È necessario trovare un equilibrio, delle coordinate, fissare dei principi chiari, certamente non ci si può disinteressare di una situazione così grave in quanto vi sono delle precise responsabilità che non possono essere tradite e bisogna, dunque, superare posizioni ideologiche, come anche l’approssimazione di slogan inconcludenti.

I bisogni da contemperare sono, infatti, molteplici e spesso contrastanti: dovere di ospitalità, reciproco rispetto, ordine pubblico, integrazione effettiva delle persone straniere, salvaguardia della propria identità culturale.

Innanzitutto vanno, dunque, riconosciuti alle persone e alle famiglie emigrate i diritti fondamentali.
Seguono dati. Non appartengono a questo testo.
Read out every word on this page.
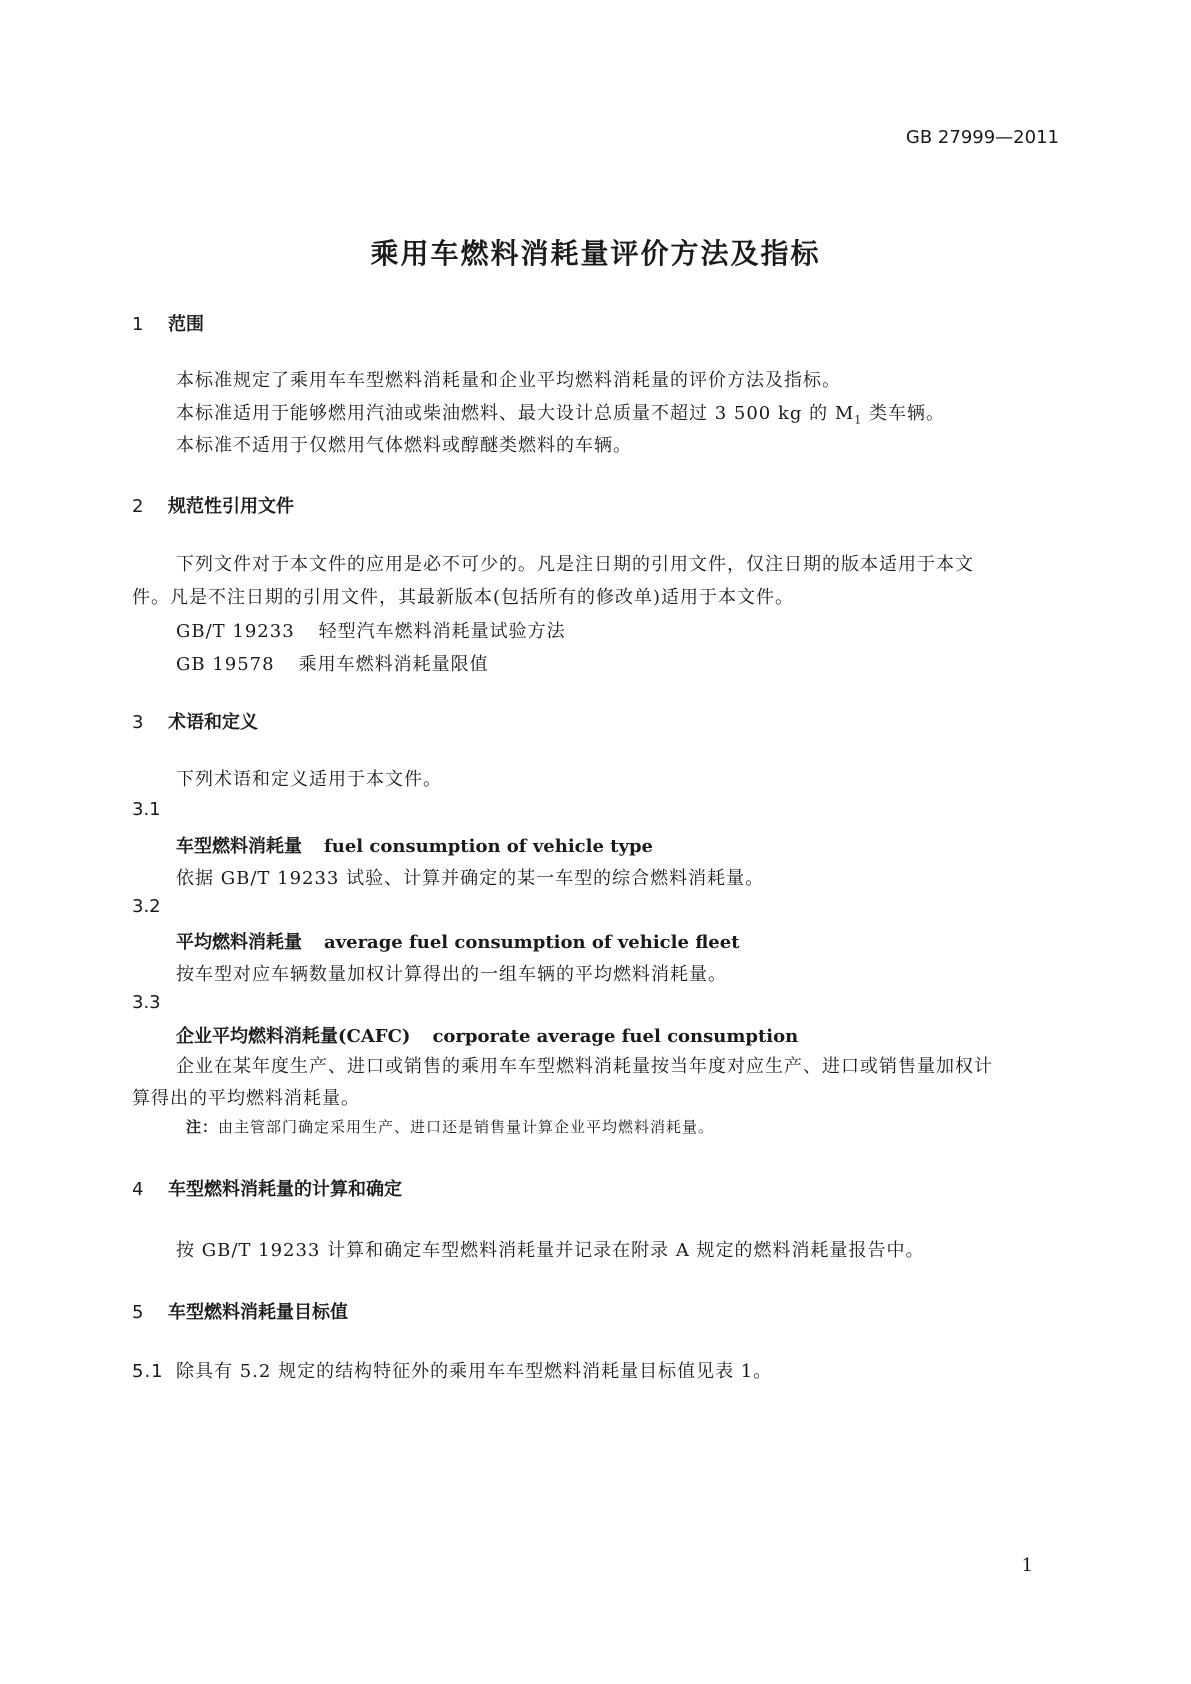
GB 27999—2011
乘用车燃料消耗量评价方法及指标
1 范围
本标准规定了乘用车车型燃料消耗量和企业平均燃料消耗量的评价方法及指标。
本标准适用于能够燃用汽油或柴油燃料、最大设计总质量不超过 3 500 kg 的 $M_1$ 类车辆。
本标准不适用于仅燃用气体燃料或醇醚类燃料的车辆。
2 规范性引用文件
下列文件对于本文件的应用是必不可少的。凡是注日期的引用文件，仅注日期的版本适用于本文
件。凡是不注日期的引用文件，其最新版本(包括所有的修改单)适用于本文件。
GB/T 19233 轻型汽车燃料消耗量试验方法
GB 19578 乘用车燃料消耗量限值
3 术语和定义
下列术语和定义适用于本文件。
3.1
车型燃料消耗量 fuel consumption of vehicle type
依据 GB/T 19233 试验、计算并确定的某一车型的综合燃料消耗量。
3.2
平均燃料消耗量 average fuel consumption of vehicle fleet
按车型对应车辆数量加权计算得出的一组车辆的平均燃料消耗量。
3.3
企业平均燃料消耗量(CAFC) corporate average fuel consumption
企业在某年度生产、进口或销售的乘用车车型燃料消耗量按当年度对应生产、进口或销售量加权计
算得出的平均燃料消耗量。
注：由主管部门确定采用生产、进口还是销售量计算企业平均燃料消耗量。
4 车型燃料消耗量的计算和确定
按 GB/T 19233 计算和确定车型燃料消耗量并记录在附录 A 规定的燃料消耗量报告中。
5 车型燃料消耗量目标值
5.1 除具有 5.2 规定的结构特征外的乘用车车型燃料消耗量目标值见表 1。
1
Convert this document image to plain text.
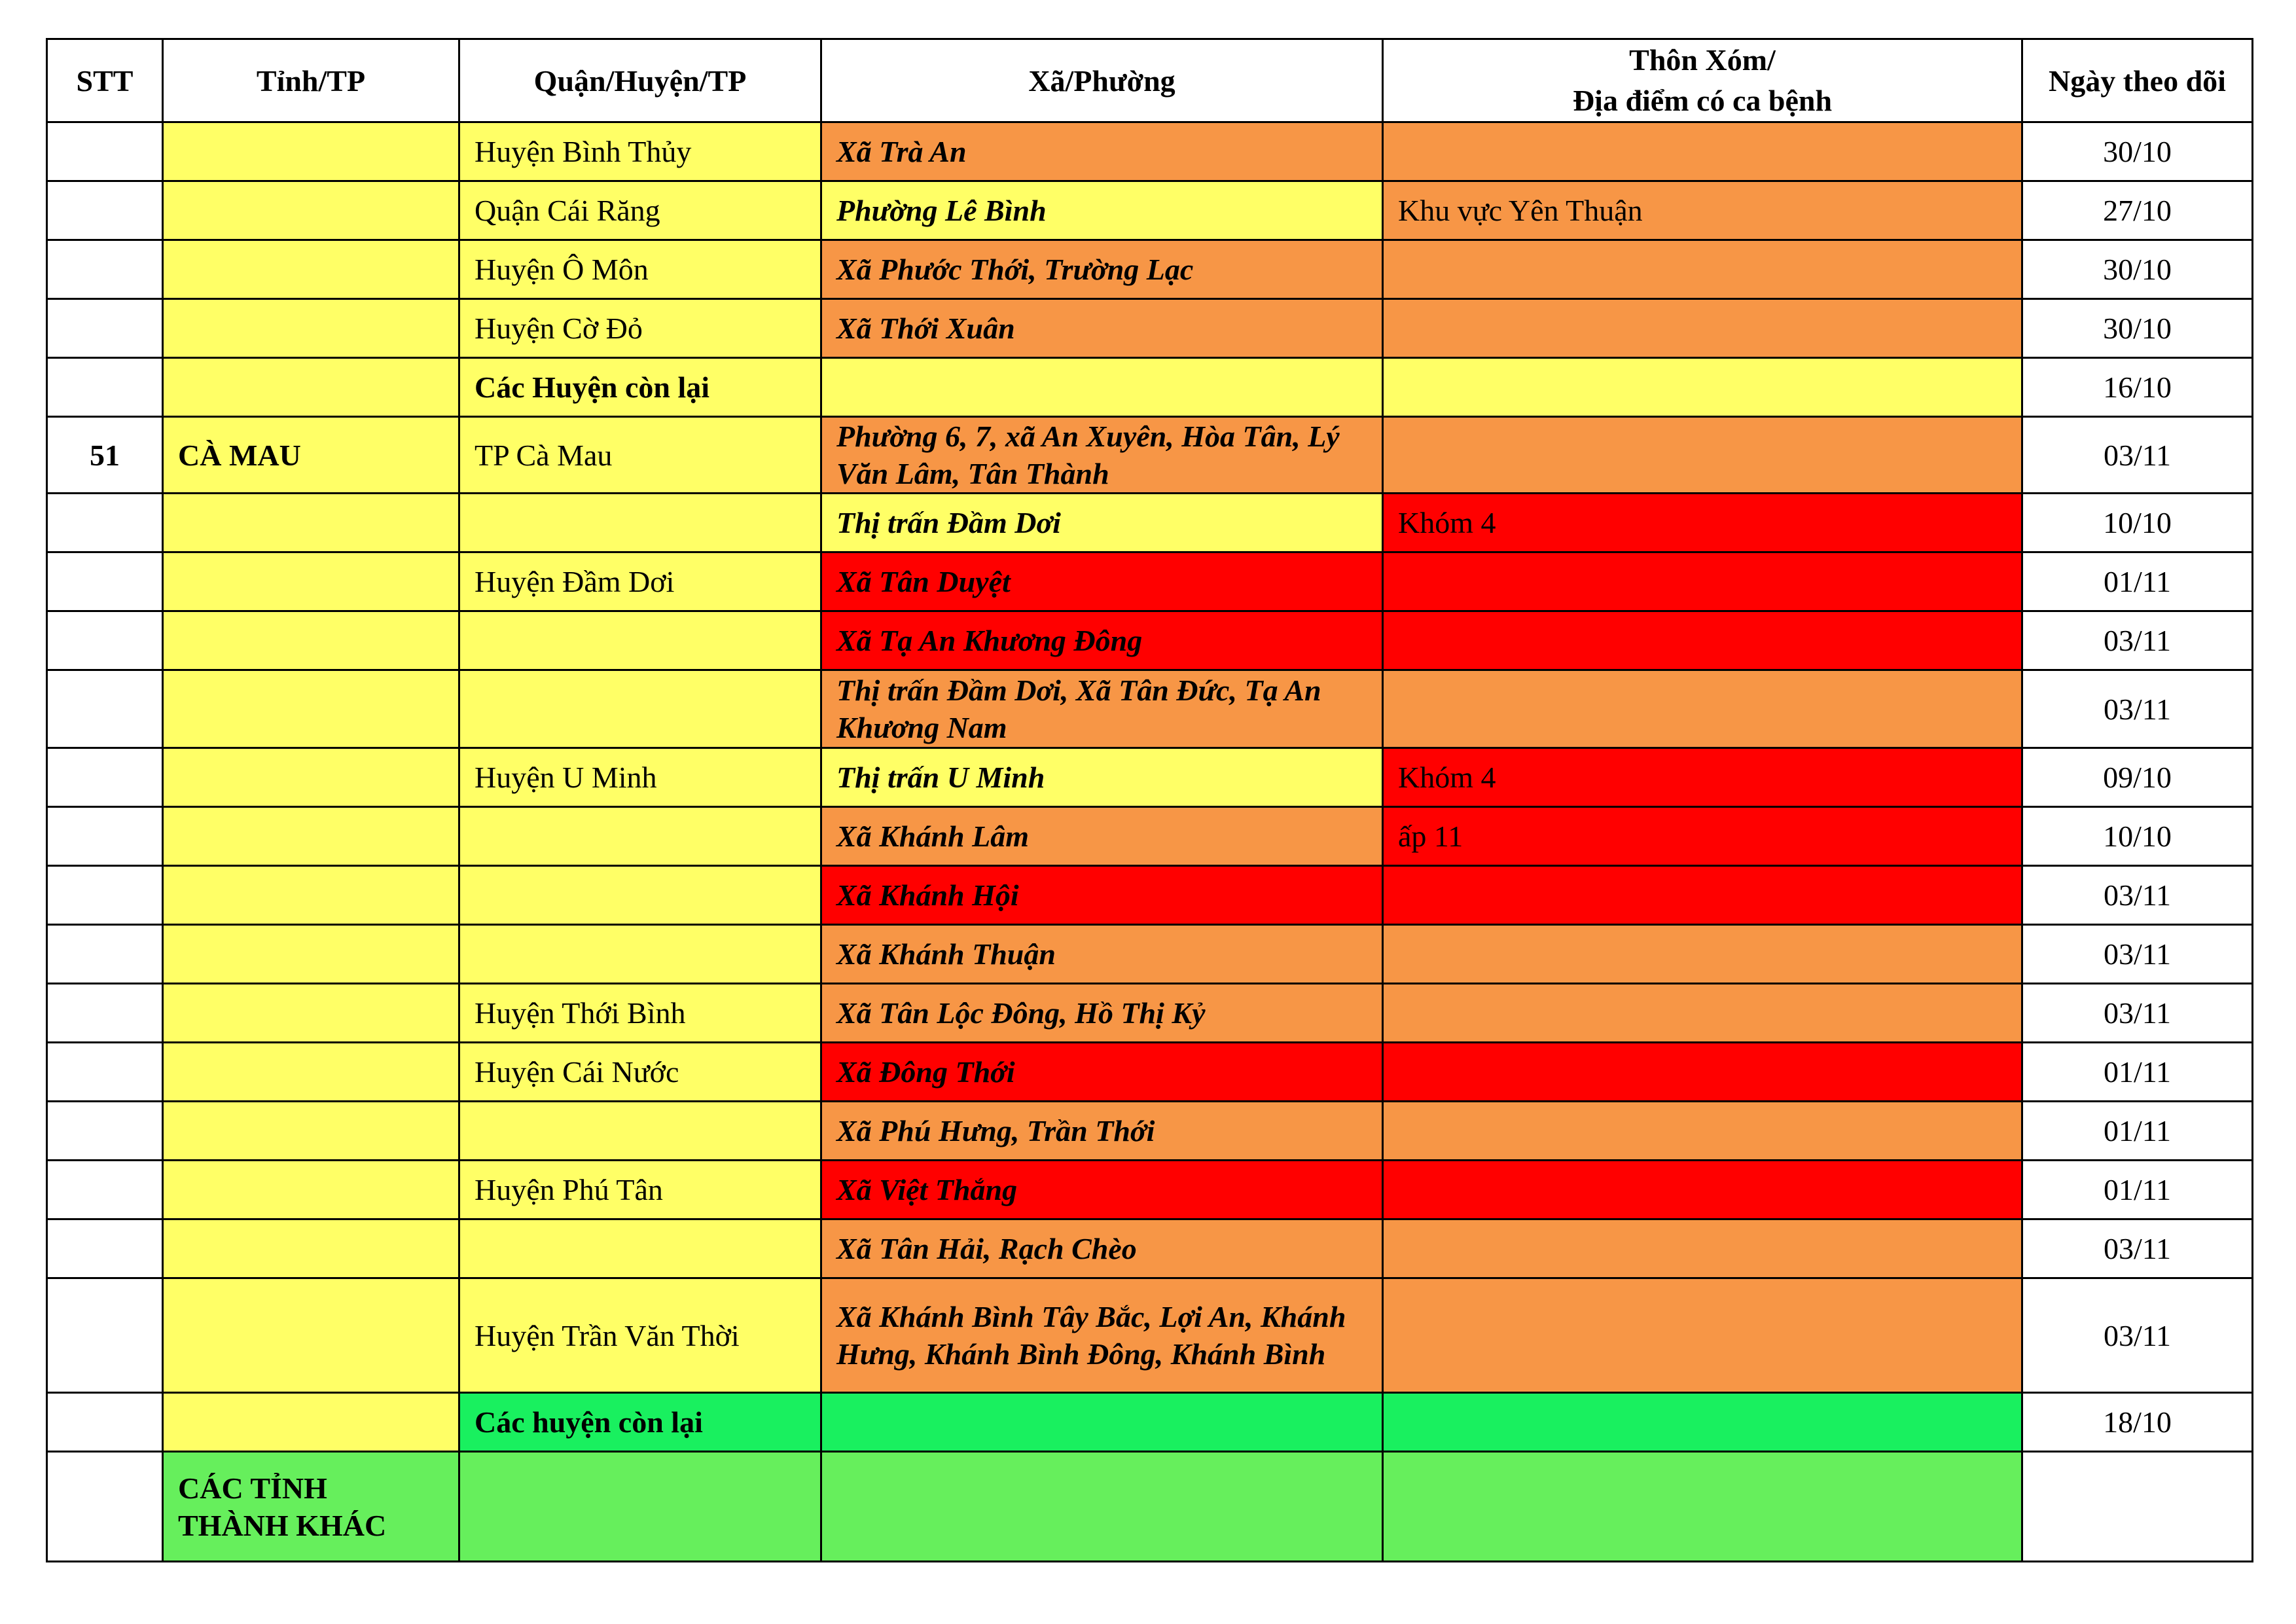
STT	Tỉnh/TP	Quận/Huyện/TP	Xã/Phường	Thôn Xóm/
Địa điểm có ca bệnh	Ngày theo dõi
		Huyện Bình Thủy	Xã Trà An		30/10
		Quận Cái Răng	Phường Lê Bình	Khu vực Yên Thuận	27/10
		Huyện Ô Môn	Xã Phước Thới, Trường Lạc		30/10
		Huyện Cờ Đỏ	Xã Thới Xuân		30/10
		Các Huyện còn lại			16/10
51	CÀ MAU	TP Cà Mau	Phường 6, 7, xã An Xuyên, Hòa Tân, Lý Văn Lâm, Tân Thành		03/11
			Thị trấn Đầm Dơi	Khóm 4	10/10
		Huyện Đầm Dơi	Xã Tân Duyệt		01/11
			Xã Tạ An Khương Đông		03/11
			Thị trấn Đầm Dơi, Xã Tân Đức, Tạ An Khương Nam		03/11
		Huyện U Minh	Thị trấn U Minh	Khóm 4	09/10
			Xã Khánh Lâm	ấp 11	10/10
			Xã Khánh Hội		03/11
			Xã Khánh Thuận		03/11
		Huyện Thới Bình	Xã Tân Lộc Đông, Hồ Thị Kỷ		03/11
		Huyện Cái Nước	Xã Đông Thới		01/11
			Xã Phú Hưng, Trần Thới		01/11
		Huyện Phú Tân	Xã Việt Thắng		01/11
			Xã Tân Hải, Rạch Chèo		03/11
		Huyện Trần Văn Thời	Xã Khánh Bình Tây Bắc, Lợi An, Khánh Hưng, Khánh Bình Đông, Khánh Bình		03/11
		Các huyện còn lại			18/10
	CÁC TỈNH THÀNH KHÁC				
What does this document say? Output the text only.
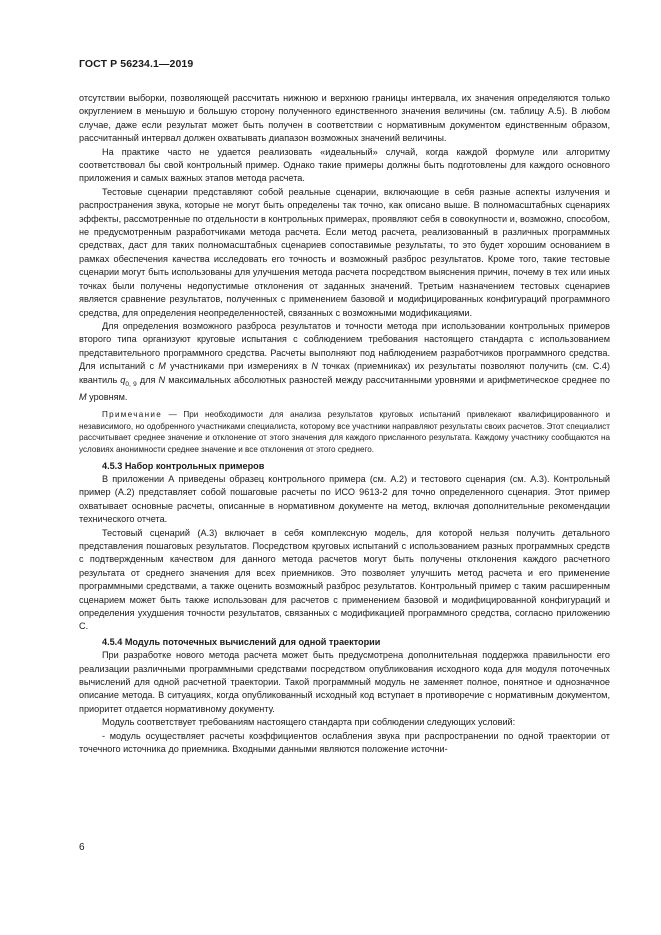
ГОСТ Р 56234.1—2019

отсутствии выборки, позволяющей рассчитать нижнюю и верхнюю границы интервала, их значения определяются только округлением в меньшую и большую сторону полученного единственного значения величины (см. таблицу А.5). В любом случае, даже если результат может быть получен в соответствии с нормативным документом единственным образом, рассчитанный интервал должен охватывать диапазон возможных значений величины.

На практике часто не удается реализовать «идеальный» случай, когда каждой формуле или алгоритму соответствовал бы свой контрольный пример. Однако такие примеры должны быть подготовлены для каждого основного приложения и самых важных этапов метода расчета.

Тестовые сценарии представляют собой реальные сценарии, включающие в себя разные аспекты излучения и распространения звука, которые не могут быть определены так точно, как описано выше. В полномасштабных сценариях эффекты, рассмотренные по отдельности в контрольных примерах, проявляют себя в совокупности и, возможно, способом, не предусмотренным разработчиками метода расчета. Если метод расчета, реализованный в различных программных средствах, даст для таких полномасштабных сценариев сопоставимые результаты, то это будет хорошим основанием в рамках обеспечения качества исследовать его точность и возможный разброс результатов. Кроме того, такие тестовые сценарии могут быть использованы для улучшения метода расчета посредством выяснения причин, почему в тех или иных точках были получены недопустимые отклонения от заданных значений. Третьим назначением тестовых сценариев является сравнение результатов, полученных с применением базовой и модифицированных конфигураций программного средства, для определения неопределенностей, связанных с возможными модификациями.

Для определения возможного разброса результатов и точности метода при использовании контрольных примеров второго типа организуют круговые испытания с соблюдением требования настоящего стандарта с использованием представительного программного средства. Расчеты выполняют под наблюдением разработчиков программного средства. Для испытаний с M участниками при измерениях в N точках (приемниках) их результаты позволяют получить (см. С.4) квантиль $q_{0, 9}$ для N максимальных абсолютных разностей между рассчитанными уровнями и арифметическое среднее по M уровням.

Примечание — При необходимости для анализа результатов круговых испытаний привлекают квалифицированного и независимого, но одобренного участниками специалиста, которому все участники направляют результаты своих расчетов. Этот специалист рассчитывает среднее значение и отклонение от этого значения для каждого присланного результата. Каждому участнику сообщаются на условиях анонимности среднее значение и все отклонения от этого среднего.

4.5.3 Набор контрольных примеров

В приложении А приведены образец контрольного примера (см. А.2) и тестового сценария (см. А.3). Контрольный пример (А.2) представляет собой пошаговые расчеты по ИСО 9613-2 для точно определенного сценария. Этот пример охватывает основные расчеты, описанные в нормативном документе на метод, включая дополнительные рекомендации технического отчета.

Тестовый сценарий (А.3) включает в себя комплексную модель, для которой нельзя получить детального представления пошаговых результатов. Посредством круговых испытаний с использованием разных программных средств с подтвержденным качеством для данного метода расчетов могут быть получены отклонения каждого расчетного результата от среднего значения для всех приемников. Это позволяет улучшить метод расчета и его применение программными средствами, а также оценить возможный разброс результатов. Контрольный пример с таким расширенным сценарием может быть также использован для расчетов с применением базовой и модифицированной конфигураций и определения ухудшения точности результатов, связанных с модификацией программного средства, согласно приложению С.

4.5.4 Модуль поточечных вычислений для одной траектории

При разработке нового метода расчета может быть предусмотрена дополнительная поддержка правильности его реализации различными программными средствами посредством опубликования исходного кода для модуля поточечных вычислений для одной расчетной траектории. Такой программный модуль не заменяет полное, понятное и однозначное описание метода. В ситуациях, когда опубликованный исходный код вступает в противоречие с нормативным документом, приоритет отдается нормативному документу.

Модуль соответствует требованиям настоящего стандарта при соблюдении следующих условий:

- модуль осуществляет расчеты коэффициентов ослабления звука при распространении по одной траектории от точечного источника до приемника. Входными данными являются положение источни-

6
Per altro verso è necessario anche salvaguardare i diritti delle comunità ospitanti, non solo sotto il profilo della sicurezza o della salute, ma anche per quanto riguarda l’integrità e l’identità culturale.

Bisogna inoltre guardare alle società di partenza degli emigrati, che si deve porre attenzione a non svuotare di risorse e di energie, sottraendo loro con l’emigrazione persone che sarebbero utili e necessarie nel Paese di origine.

La soluzione, in ultima analisi, sarebbe quella di porre le basi affinché non sia più necessario emigrare e ogni Paese possa offrire lavoro a sufficienza e condizioni di vita adeguate ai bisogni della comunità.

Certamente si tratterebbe di programmare ed attuare interventi di lungo periodo per la realizzazione e la riuscita dei quali sarebbe necessario l’impegno di molti e condizioni non sempre del tutto controllabili, ma un impegno serio è imprescindibile e deve muoversi almeno in due direzioni.

Innanzitutto, sul piano operativo è necessario governare – regolare – l’immigrazione, nella chiara consapevolezza che non farlo non è bontà ma buonismo e le istituzioni che non lo fanno si caricano di gravissime responsabilità anche morali.

Per altro verso, poi, a fondamento degli interventi di regolazione e gestione dei flussi migratori, è necessario porre solide basi culturali iniziando dalla riaffermazione  della propria identità.

È vero che un fenomeno immigratorio come quello attuale rischia di sgretolare le società di approdo, ma questo può avvenire solo per l’assenza di un’identità chiara.

L’Europa oggi, per affrontare il problema dell’immigrazione – e in particolare di quella islamica portatrice di un’identità forte – ha la necessità di ritrovare se stessa, di superare il relativismo imperante, di riscoprire le proprie radici cristiane, di esaltare nuovamente quei principi fondamentali che ha generato e poi rifiutato.

Primato della persona, solidarietà, sussidiarietà, tutela della vita e della famiglia, libertà di educazione e di religione, sana laicità sono i capisaldi imprescindibili sui quali impostare un dialogo con culture certamente diverse, ma non necessariamente inconciliabili.

Questa è la sfida che questi tempi ci impongono, questa è la sfida che dovremmo avere il coraggio di cogliere.